As a reminder, Ramaswami recommends we spend five minutes in Sarvangasana (first three minutes with the legs relaxed next two with the legs straight in standard Shoulderstand) before practising the sarvangasana vinyasas
Ramaswami would also recommend a counterpose after sarvangasana so as to relieve the strain placed on the neck and shoulders, he suggests bhujangasana (cobra, Day 45) and especially makrasana (crocodile, Day 44) as ideal counterposes, stating that, 'The counterposes, as a rule, should be simple, effective and targeted' (Yoga beneath the surface p105).
An unsupported shoulder stand assumes your regular shoulder stand is stable and comfortable. if your feeling any stress on your neck then you should probably avoid the unsupported version for the time being.
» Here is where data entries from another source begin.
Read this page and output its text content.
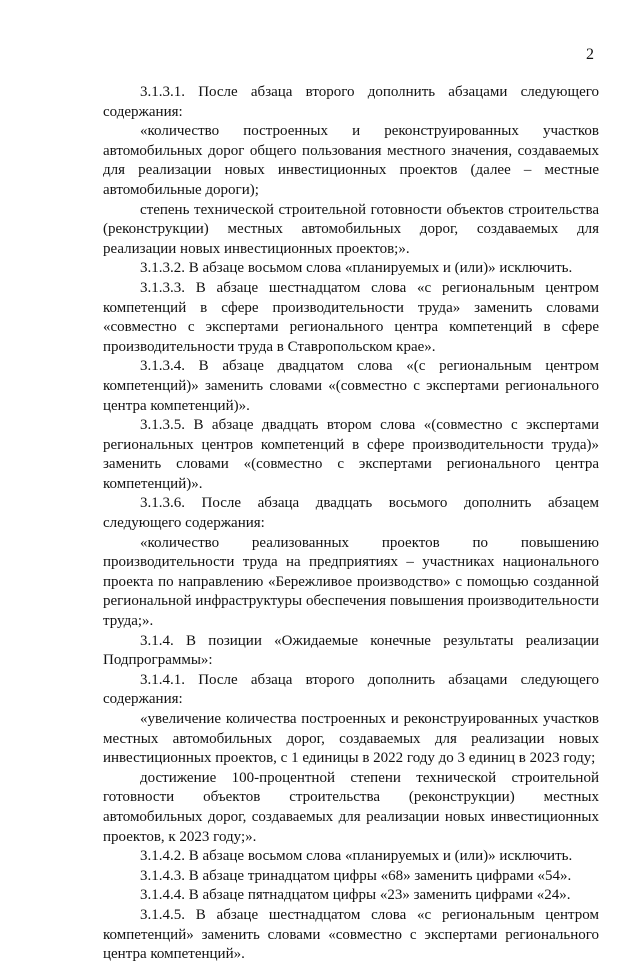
2

3.1.3.1. После абзаца второго дополнить абзацами следующего содержания:

«количество построенных и реконструированных участков автомобильных дорог общего пользования местного значения, создаваемых для реализации новых инвестиционных проектов (далее – местные автомобильные дороги);

степень технической строительной готовности объектов строительства (реконструкции) местных автомобильных дорог, создаваемых для реализации новых инвестиционных проектов;».

3.1.3.2. В абзаце восьмом слова «планируемых и (или)» исключить.

3.1.3.3. В абзаце шестнадцатом слова «с региональным центром компетенций в сфере производительности труда» заменить словами «совместно с экспертами регионального центра компетенций в сфере производительности труда в Ставропольском крае».

3.1.3.4. В абзаце двадцатом слова «(с региональным центром компетенций)» заменить словами «(совместно с экспертами регионального центра компетенций)».

3.1.3.5. В абзаце двадцать втором слова «(совместно с экспертами региональных центров компетенций в сфере производительности труда)» заменить словами «(совместно с экспертами регионального центра компетенций)».

3.1.3.6. После абзаца двадцать восьмого дополнить абзацем следующего содержания:

«количество реализованных проектов по повышению производительности труда на предприятиях – участниках национального проекта по направлению «Бережливое производство» с помощью созданной региональной инфраструктуры обеспечения повышения производительности труда;».

3.1.4. В позиции «Ожидаемые конечные результаты реализации Подпрограммы»:

3.1.4.1. После абзаца второго дополнить абзацами следующего содержания:

«увеличение количества построенных и реконструированных участков местных автомобильных дорог, создаваемых для реализации новых инвестиционных проектов, с 1 единицы в 2022 году до 3 единиц в 2023 году;

достижение 100-процентной степени технической строительной готовности объектов строительства (реконструкции) местных автомобильных дорог, создаваемых для реализации новых инвестиционных проектов, к 2023 году;».

3.1.4.2. В абзаце восьмом слова «планируемых и (или)» исключить.

3.1.4.3. В абзаце тринадцатом цифры «68» заменить цифрами «54».

3.1.4.4. В абзаце пятнадцатом цифры «23» заменить цифрами «24».

3.1.4.5. В абзаце шестнадцатом слова «с региональным центром компетенций» заменить словами «совместно с экспертами регионального центра компетенций».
A good warm up is often required to allow the shoulders to relax enough for unsupported shoulder stand, the and arm variations in Tadasana from Day1 are a good place to start, these could also be done in dandasana.
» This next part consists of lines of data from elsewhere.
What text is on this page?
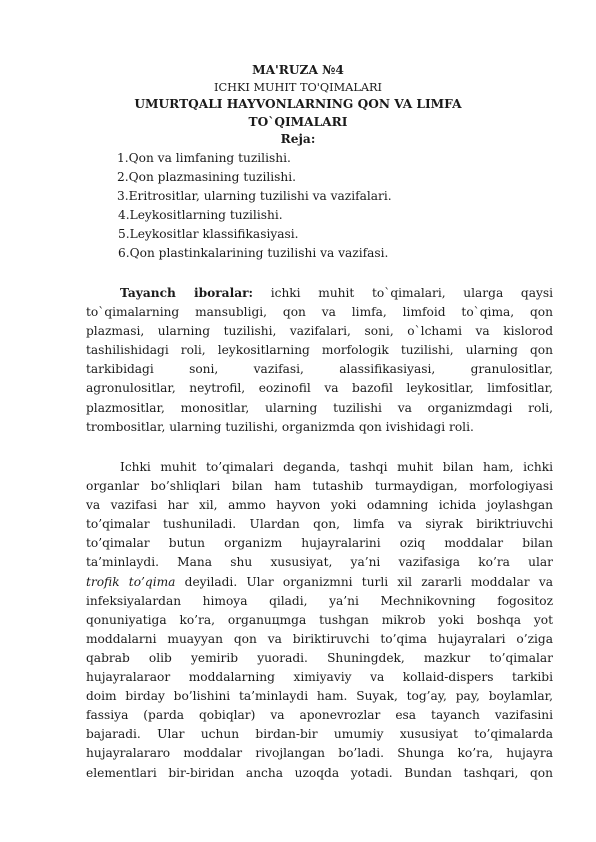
MA'RUZA №4
ICHKI MUHIT TO'QIMALARI
UMURTQALI HAYVONLARNING QON VA LIMFA
TO`QIMALARI
Reja:
1.Qon va limfaning tuzilishi.
2.Qon plazmasining tuzilishi.
3.Eritrositlar, ularning tuzilishi va vazifalari.
4.Leykositlarning tuzilishi.
5.Leykositlar klassifikasiyasi.
6.Qon plastinkalarining tuzilishi va vazifasi.
Tayanch iboralar: ichki muhit to`qimalari, ularga qaysi
to`qimalarning mansubligi, qon va limfa, limfoid to`qima, qon
plazmasi, ularning tuzilishi, vazifalari, soni, o`lchami va kislorod
tashilishidagi roli, leykositlarning morfologik tuzilishi, ularning qon
tarkibidagi soni, vazifasi, alassifikasiyasi, granulositlar,
agronulositlar, neytrofil, eozinofil va bazofil leykositlar, limfositlar,
plazmositlar, monositlar, ularning tuzilishi va organizmdagi roli,
trombositlar, ularning tuzilishi, organizmda qon ivishidagi roli.
Ichki muhit to’qimalari deganda, tashqi muhit bilan ham, ichki
organlar bo’shliqlari bilan ham tutashib turmaydigan, morfologiyasi
va vazifasi har xil, ammo hayvon yoki odamning ichida joylashgan
to’qimalar tushuniladi. Ulardan qon, limfa va siyrak biriktriuvchi
to’qimalar butun organizm hujayralarini oziq moddalar bilan
ta’minlaydi. Mana shu xususiyat, ya’ni vazifasiga ko’ra ular
trofik to’qima deyiladi. Ular organizmni turli xil zararli moddalar va
infeksiyalardan himoya qiladi, ya’ni Mechnikovning fogositoz
qonuniyatiga ko’ra, organuцmga tushgan mikrob yoki boshqa yot
moddalarni muayyan qon va biriktiruvchi to’qima hujayralari o’ziga
qabrab olib yemirib yuoradi. Shuningdek, mazkur to’qimalar
hujayralaraor moddalarning ximiyaviy va kollaid-dispers tarkibi
doim birday bo’lishini ta’minlaydi ham. Suyak, tog’ay, pay, boylamlar,
fassiya (parda qobiqlar) va aponevrozlar esa tayanch vazifasini
bajaradi. Ular uchun birdan-bir umumiy xususiyat to’qimalarda
hujayralararo moddalar rivojlangan bo’ladi. Shunga ko’ra, hujayra
elementlari bir-biridan ancha uzoqda yotadi. Bundan tashqari, qon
Practicing forward folding postures with the chin down will also stretch and relax the neck in preparation for shoulder stands as would engaging jalandhara bandha (chin lock).
Explore the unsupported headstand by removing one hand at a time from supporting your back may be a good introduction to finding the required balance.
In regular shoulderstand, stretch your back more, extend up through the legs and lean your torso and hips in the direction of your head, your legs will come beyond your head but remain straight up.
Your hands on your back should feel as if they are hardly necessary to support the shoulder stand.
Reach up with on arm on the inhalation and stretch it up along your thigh, remain for three breaths. Return it to your back and repeat with the other hand, remembering to stretch your hand up along the thigh, stretching through your trunk and the full length of your legs feet and toes.
If one hand at a time is comfortable, take first one hand off the back, stretch it along the thighs and then after a breath bring the other hand to the other thigh. Hold for a breath and then bring the first hand back to the back and after another breath return the second hand.
When comfortable in niralumaba sarvangasana (unsupported headstand) consider exploring the vinyasas.
When lowering and raising the leg, begin the action in the hip, while stretching through the length of the leg.
By lowering on the inhalation you keep more control of the descent.
In lowering the leg to the mat (pic.3) place one arm on the mat above your head on the inhalation, stay for a breath and then on the next inhalation lower the leg to the palm, hold the toe and ideally stay for three breaths.
You may wish to lower the leg on the inhalation and raise it on the exhalation while you become comfortable with the movement and shift in balance, repeating three times and then holding the toes on the third lowering.
Problems can come on the raising of the leg back up to horizontal. be sure to keep the torso forward and stretching up through the legs and keeping the the trailing leg forward of your head while raising the leg.
in the next vinyasa bring both hands above the head. in the beginning you might lower first one hand, stay for a breath and then bring the other to join it staying for a breath before returning the first hand on the next breath and the second hand on the following breath.
As this becomes comfortable and stable try bringing both hands above the head and stay for three breaths.
There is another vinyasa not shown, where you bring you arms behind your head clasping your elbows.
In the vinyasa in picture six, halasana (plough) lay the hands along the mat behind your head and then on the inhalation lower your legs to the mat above your head, the stretched out arms give more stability in this posture.